Scolpito in tre masselli di pioppo, costitutivi del corpo e degli arti superiori, è giunto a noi sostanzialmente ben conservato, tranne che per l’elaborazione plastica della testa e delle estremità inferiori delle ciocche di capelli. Le analisi dei materiali, delle tecniche di esecuzione e la comparazione dei dati stilistici ed espressivi, hanno consentito allo studioso di scultura del Rinascimento, di ricostruire le vicende artistiche del Crocifisso che lo hanno condotto fino a Donatello.

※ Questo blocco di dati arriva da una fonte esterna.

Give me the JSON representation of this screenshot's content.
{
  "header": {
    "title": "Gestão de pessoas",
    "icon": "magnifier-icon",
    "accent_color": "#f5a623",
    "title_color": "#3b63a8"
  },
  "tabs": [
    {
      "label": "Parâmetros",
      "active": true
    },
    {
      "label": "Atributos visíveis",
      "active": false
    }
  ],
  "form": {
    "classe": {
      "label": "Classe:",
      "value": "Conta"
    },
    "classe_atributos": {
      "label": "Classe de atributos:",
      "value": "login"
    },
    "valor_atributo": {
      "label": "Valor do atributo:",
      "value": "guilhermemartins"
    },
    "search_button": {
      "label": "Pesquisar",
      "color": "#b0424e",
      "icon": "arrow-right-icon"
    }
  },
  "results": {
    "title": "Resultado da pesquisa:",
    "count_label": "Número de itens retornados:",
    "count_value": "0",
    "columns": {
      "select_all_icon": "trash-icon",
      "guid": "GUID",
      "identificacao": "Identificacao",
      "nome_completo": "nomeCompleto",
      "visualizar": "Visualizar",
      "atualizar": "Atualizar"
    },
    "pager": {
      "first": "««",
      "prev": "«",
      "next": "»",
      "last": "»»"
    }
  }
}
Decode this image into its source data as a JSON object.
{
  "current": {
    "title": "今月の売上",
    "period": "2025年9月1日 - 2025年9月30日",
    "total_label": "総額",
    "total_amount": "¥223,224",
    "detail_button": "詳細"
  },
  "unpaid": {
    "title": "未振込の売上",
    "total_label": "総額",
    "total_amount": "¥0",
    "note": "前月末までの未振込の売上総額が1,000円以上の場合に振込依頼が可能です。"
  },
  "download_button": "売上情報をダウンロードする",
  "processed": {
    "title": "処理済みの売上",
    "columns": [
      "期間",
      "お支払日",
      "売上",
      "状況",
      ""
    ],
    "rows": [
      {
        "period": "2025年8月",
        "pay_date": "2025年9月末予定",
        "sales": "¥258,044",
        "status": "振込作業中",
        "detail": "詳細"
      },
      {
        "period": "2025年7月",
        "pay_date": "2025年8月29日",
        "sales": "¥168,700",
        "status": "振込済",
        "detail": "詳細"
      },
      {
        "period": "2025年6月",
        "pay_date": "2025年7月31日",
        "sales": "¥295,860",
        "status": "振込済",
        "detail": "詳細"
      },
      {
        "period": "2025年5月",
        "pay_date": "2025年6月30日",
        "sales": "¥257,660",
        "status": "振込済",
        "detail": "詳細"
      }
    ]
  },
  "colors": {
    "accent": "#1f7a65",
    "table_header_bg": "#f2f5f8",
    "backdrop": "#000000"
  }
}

“La paternità della scultura si basa su solidi riscontri stilistici _ spiega Gianluca Amato _ e si configura come un’opera emblematica della produzione tarda di Donatello, databile nei primi anni sessanta del Quattrocento. A Legnaia l’artista riaffronta il tema del Crocifisso in maniera diversa rispetto ai suoi monumentali esempi precedenti. Molti aspetti dell’intaglio di Legnaia offrono riscontri stringenti con l’Oloferne del gruppo mediceo della Giuditta, che si trova nella Sala dei Gigli a Palazzo Vecchio. A ciò si aggiungono le similitudini tra il perizoma, modellato in tela imbevuta di colla e di gesso, e le intense modulazioni del copioso panneggio della Giuditta”.

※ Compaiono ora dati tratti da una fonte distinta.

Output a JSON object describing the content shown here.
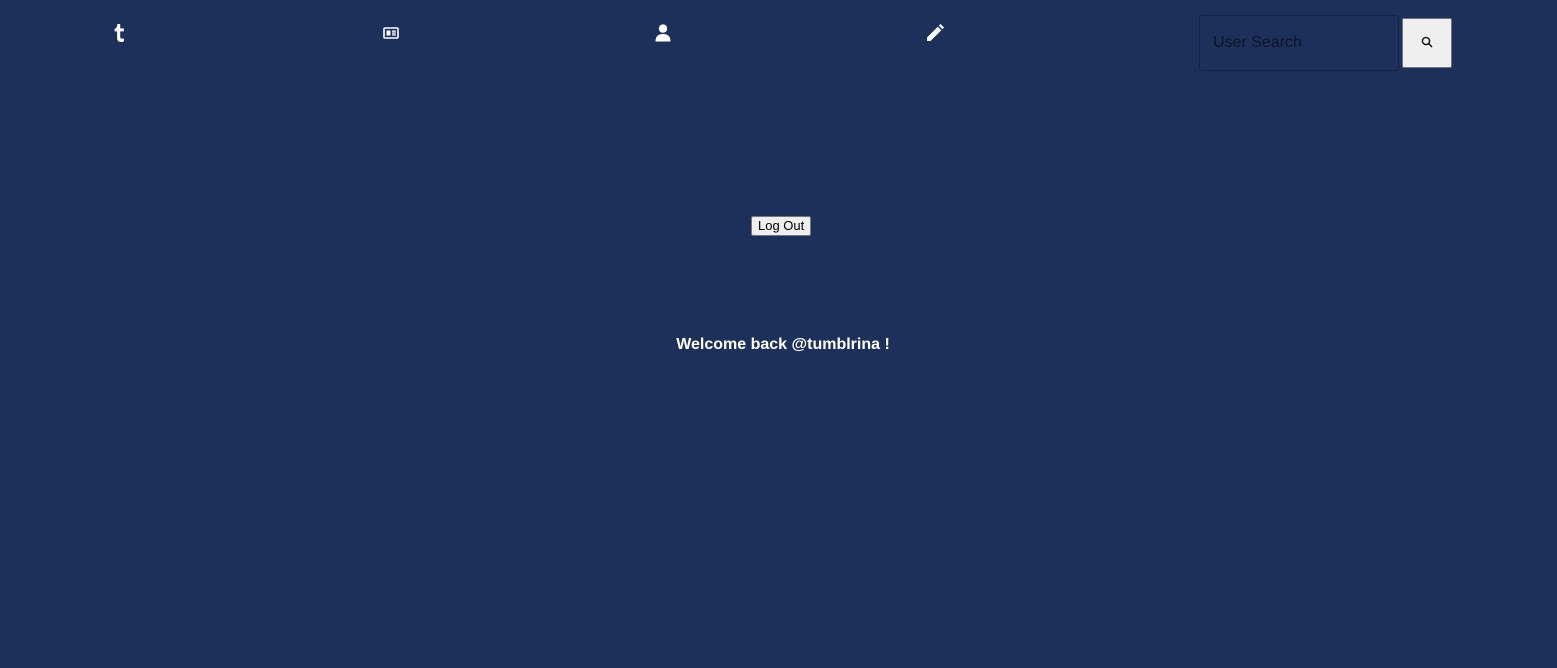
{
  "nav": {
    "items": [
      {
        "name": "home",
        "icon": "tumblr-icon"
      },
      {
        "name": "dashboard",
        "icon": "newspaper-icon"
      },
      {
        "name": "profile",
        "icon": "user-icon"
      },
      {
        "name": "compose",
        "icon": "pencil-icon"
      }
    ]
  },
  "search": {
    "placeholder": "User Search",
    "value": "",
    "button_icon": "search-icon"
  },
  "account": {
    "logout_label": "Log Out"
  },
  "main": {
    "welcome_text": "Welcome back @tumblrina !"
  },
  "colors": {
    "background": "#1d305c",
    "text": "#ffffff",
    "button_bg": "#efefef"
  }
}
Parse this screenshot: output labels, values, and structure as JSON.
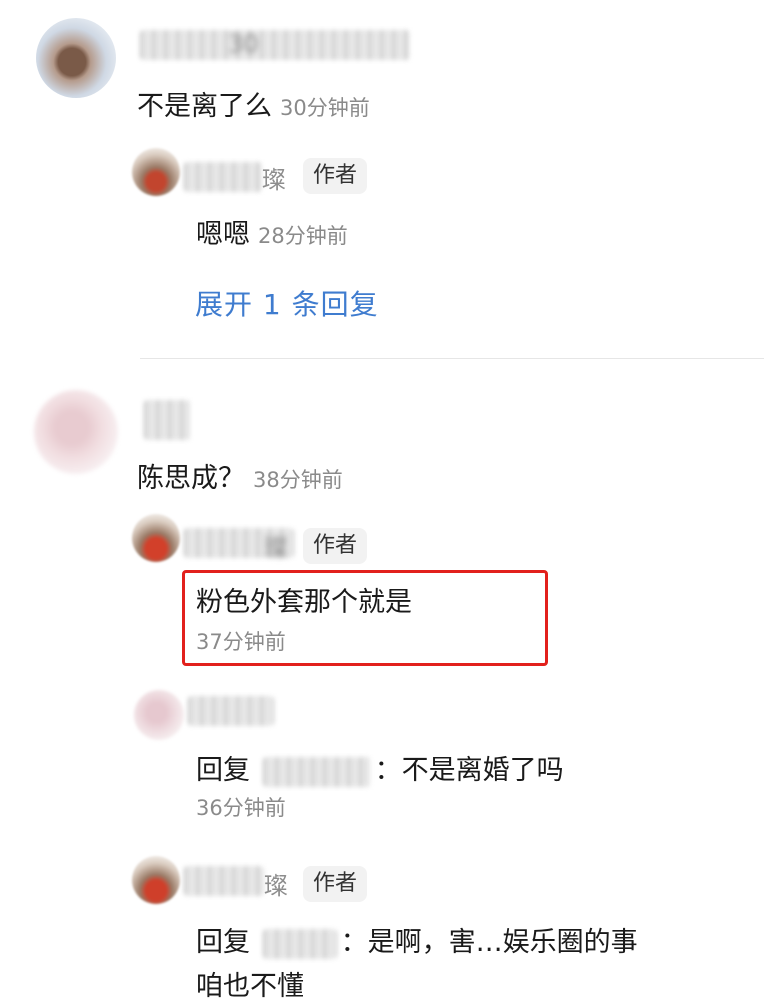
{
  "author_badge": "作者",
  "comments": [
    {
      "name_fragment": "30",
      "text": "不是离了么",
      "time": "30分钟前",
      "replies": [
        {
          "name_fragment": "璨",
          "text": "嗯嗯",
          "time": "28分钟前"
        }
      ],
      "expand_label": "展开 1 条回复"
    },
    {
      "text": "陈思成？",
      "time": "38分钟前",
      "replies": [
        {
          "name_fragment": "璨",
          "text": "粉色外套那个就是",
          "time": "37分钟前"
        },
        {
          "reply_prefix": "回复",
          "text": "：不是离婚了吗",
          "time": "36分钟前"
        },
        {
          "name_fragment": "璨",
          "reply_prefix": "回复",
          "text_line1": "：是啊，害…娱乐圈的事",
          "text_line2": "咱也不懂"
        }
      ]
    }
  ],
  "colors": {
    "expand_link": "#3f7ccf",
    "highlight_border": "#e2201c",
    "timestamp": "#8a8a8a"
  }
}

L’inedito Crocifisso rappresenta quindi un’opera realizzata da Donatello nell’ultimo periodo della sua vita. Alla fase conclusiva della lavorazione risale la ritrovata policromia originale, paragonabile, a livello concettuale, alle stesure di pittori fiorentini culturalmente affini a Neri di Bicci”. Ad avvalorare l’attribuzione ci sono poi le vicende storiche, che raccontano di un Cristo crocifisso in legno, appartenuto ad una congregazione, la Compagnia di Sant’Agostino, che ebbe sede a partire dai primi anni del Quattrocento nell’oratorio adiacente la chiesa di Sant’Angelo, oggi Oratorio di Sant’Aurelio.
La scoperta del Crocifisso risale al gennaio 2012. Il restauro è stato avviato alla fine del 2014, finanziato con fondi della Soprintendenza speciale per il polo museale fiorentino e per la città di Firenze. Grazie alla volontà congiunta di due figure molto attive a Legnaia in quegli anni, il parroco don Moreno Bucalossi, e Anna Bisceglia, funzionaria storica dell’arte della Soprintendenza, la chiesa “vecchia” di Legnaia aveva visto una serie di importanti interventi di restauro su alcuni dei dipinti conservati al suo interno. Il restauro del Crocifisso ligneo che era nell’anti-cappella dell’Oratorio diventava il giusto coronamento di un’importante campagna di interventi conservativi a Legnaia.
Il restauro dell’opera, condotto da Silvia Bensi, ha avuto inizio solo dopo aver sottoposto l’opera ad una campagna di indagini diagnostiche per individuare ed analizzare gli strati pittorici. Le indagini stratigrafiche compiute al microscopio ottico polarizzatore hanno rilevato la presenza di ben cinque interventi pittorici sovrapposti, eseguiti in periodi differenti, intervallati da almeno cinque pellicole di sostanze organiche. In E’ stato deciso di rimuovere tutti gli strati di materiali sovrapposti che deturpavano la superficie dell’opera, per portare in evidenza il carnato originale, o comunque il più antico in senso cronologico.